One night, I wake up at 2 a.m. in the worst pain of my life. I go through to the living room, gently moving my writhing arm, attempting breathwork and exercise. The pain is screaming at me. I sit down on the sofa and feel the pain magnify and swell. I can actually see the energy fill the whole room and push against the ceiling, trying to break through. There is not enough space here to contain it and all I can do is surrender.

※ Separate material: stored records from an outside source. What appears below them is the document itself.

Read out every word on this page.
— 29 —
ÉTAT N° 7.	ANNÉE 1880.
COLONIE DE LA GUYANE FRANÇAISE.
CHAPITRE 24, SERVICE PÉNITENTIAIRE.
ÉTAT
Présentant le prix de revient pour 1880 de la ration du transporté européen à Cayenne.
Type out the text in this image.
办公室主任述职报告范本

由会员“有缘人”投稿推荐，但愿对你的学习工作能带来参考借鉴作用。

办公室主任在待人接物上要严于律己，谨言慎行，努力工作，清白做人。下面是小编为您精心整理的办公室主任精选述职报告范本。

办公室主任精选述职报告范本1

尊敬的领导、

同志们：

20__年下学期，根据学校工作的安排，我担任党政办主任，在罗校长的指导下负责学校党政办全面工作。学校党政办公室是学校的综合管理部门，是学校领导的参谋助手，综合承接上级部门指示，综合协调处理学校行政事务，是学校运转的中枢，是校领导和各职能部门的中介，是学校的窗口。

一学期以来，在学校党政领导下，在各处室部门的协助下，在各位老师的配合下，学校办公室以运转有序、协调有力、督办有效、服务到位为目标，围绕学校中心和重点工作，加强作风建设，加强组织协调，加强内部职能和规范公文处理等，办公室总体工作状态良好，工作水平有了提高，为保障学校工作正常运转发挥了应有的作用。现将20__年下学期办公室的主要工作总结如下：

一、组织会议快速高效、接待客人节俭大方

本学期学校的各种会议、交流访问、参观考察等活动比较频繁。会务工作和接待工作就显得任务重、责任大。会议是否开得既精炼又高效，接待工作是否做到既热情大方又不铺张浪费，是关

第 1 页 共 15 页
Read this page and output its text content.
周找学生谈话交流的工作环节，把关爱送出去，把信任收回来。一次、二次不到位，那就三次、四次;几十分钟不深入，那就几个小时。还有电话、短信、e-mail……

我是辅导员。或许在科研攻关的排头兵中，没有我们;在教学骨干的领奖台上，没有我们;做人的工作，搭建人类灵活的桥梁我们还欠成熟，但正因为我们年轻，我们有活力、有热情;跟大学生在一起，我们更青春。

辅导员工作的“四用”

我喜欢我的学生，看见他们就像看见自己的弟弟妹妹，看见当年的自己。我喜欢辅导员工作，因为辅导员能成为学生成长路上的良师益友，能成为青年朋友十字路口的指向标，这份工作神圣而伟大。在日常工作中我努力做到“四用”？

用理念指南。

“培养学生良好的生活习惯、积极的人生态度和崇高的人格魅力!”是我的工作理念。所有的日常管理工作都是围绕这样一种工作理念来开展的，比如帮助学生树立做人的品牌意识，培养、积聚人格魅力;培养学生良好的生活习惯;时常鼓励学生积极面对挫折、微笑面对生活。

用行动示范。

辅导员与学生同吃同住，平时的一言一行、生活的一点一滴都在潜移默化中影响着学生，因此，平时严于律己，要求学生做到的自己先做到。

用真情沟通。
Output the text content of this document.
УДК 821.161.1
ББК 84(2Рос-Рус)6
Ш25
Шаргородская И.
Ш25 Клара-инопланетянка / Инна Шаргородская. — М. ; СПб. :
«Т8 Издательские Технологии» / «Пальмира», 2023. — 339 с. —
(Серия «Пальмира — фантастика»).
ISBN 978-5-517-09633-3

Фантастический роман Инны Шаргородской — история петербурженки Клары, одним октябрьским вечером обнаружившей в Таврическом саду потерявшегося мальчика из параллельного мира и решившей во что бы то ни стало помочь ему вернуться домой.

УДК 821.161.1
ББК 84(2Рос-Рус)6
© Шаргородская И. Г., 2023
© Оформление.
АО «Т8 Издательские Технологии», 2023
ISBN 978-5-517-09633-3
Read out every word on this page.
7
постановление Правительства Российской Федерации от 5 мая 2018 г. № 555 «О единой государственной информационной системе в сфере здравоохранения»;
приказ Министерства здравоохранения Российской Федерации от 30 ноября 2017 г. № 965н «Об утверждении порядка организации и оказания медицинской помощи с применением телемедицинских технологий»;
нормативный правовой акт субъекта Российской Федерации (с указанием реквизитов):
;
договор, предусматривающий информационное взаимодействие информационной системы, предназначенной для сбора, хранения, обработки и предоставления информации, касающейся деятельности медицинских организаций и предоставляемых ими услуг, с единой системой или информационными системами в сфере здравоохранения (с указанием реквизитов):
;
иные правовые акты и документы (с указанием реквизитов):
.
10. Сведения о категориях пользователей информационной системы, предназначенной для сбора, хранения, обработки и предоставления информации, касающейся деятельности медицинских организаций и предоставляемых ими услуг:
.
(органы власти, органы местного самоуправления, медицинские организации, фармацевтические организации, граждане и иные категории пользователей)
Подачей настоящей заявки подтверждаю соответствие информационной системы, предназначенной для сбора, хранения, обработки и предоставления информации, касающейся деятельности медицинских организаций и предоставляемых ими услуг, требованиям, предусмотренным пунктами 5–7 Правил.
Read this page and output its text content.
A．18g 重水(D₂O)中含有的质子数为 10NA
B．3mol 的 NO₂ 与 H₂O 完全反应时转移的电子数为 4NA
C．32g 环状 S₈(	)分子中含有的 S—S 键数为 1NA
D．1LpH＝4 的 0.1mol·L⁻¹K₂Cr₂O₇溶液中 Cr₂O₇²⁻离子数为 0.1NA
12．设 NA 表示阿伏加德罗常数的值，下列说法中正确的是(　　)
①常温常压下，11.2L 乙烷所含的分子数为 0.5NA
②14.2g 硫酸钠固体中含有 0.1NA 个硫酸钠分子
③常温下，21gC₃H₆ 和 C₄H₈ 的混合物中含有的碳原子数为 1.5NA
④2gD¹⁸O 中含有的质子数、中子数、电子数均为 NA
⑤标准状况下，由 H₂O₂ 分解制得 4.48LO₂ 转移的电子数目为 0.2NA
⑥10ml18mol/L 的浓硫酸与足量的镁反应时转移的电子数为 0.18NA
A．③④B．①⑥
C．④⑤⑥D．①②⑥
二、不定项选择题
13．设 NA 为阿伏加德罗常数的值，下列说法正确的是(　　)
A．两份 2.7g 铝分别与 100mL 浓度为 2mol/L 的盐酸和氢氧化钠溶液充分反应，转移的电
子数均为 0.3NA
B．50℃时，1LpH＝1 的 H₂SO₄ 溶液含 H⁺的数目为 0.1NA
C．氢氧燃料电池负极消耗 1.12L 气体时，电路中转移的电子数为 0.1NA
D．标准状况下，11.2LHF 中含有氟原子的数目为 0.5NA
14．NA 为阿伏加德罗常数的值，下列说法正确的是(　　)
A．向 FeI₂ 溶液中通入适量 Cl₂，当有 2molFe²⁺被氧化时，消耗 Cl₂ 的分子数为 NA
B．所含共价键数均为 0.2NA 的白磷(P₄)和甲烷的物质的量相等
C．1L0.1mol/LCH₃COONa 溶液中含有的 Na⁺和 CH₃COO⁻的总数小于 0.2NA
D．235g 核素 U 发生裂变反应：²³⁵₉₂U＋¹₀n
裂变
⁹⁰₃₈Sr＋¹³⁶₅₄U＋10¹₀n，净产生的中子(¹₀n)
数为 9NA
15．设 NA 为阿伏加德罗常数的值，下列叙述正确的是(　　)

Learning to Listen: The Body’s Song of Healing
Third, I realise my capacity to hold pain is greater than ever before. My time with men and women in American prisons has increased how much I can bear. This pain is no longer heavy—it is rising up. Eckhart speaks of pain as the initiation to ego death, and I wonder if this is what I am witnessing within me? My bristly edges are softening. I am telling beloveds how much they mean to me with more frequency, and I am freed from the old constraints of pushing and workaholic overachieving. My trapped vagus nerve is singing a melancholic tune, and as I pause to listen, I realise how long I have been ignoring the song of my soul.
Pain as Initiation and Renewal
This pain has deep roots. It has a chthonic function—one that invites initiation into the underworld, that dimension where one can fall asleep to oneself by the river Lethe, becoming lethargic, or one where I can perceive this as an invitation: an awakening to myself as I am now.
Perhaps pain is my ego death and my integration. It isn’t pretty; it isn’t my preference. But I can welcome it as if I chose it to be here. From choice comes freedom, and from pain comes purpose renewed.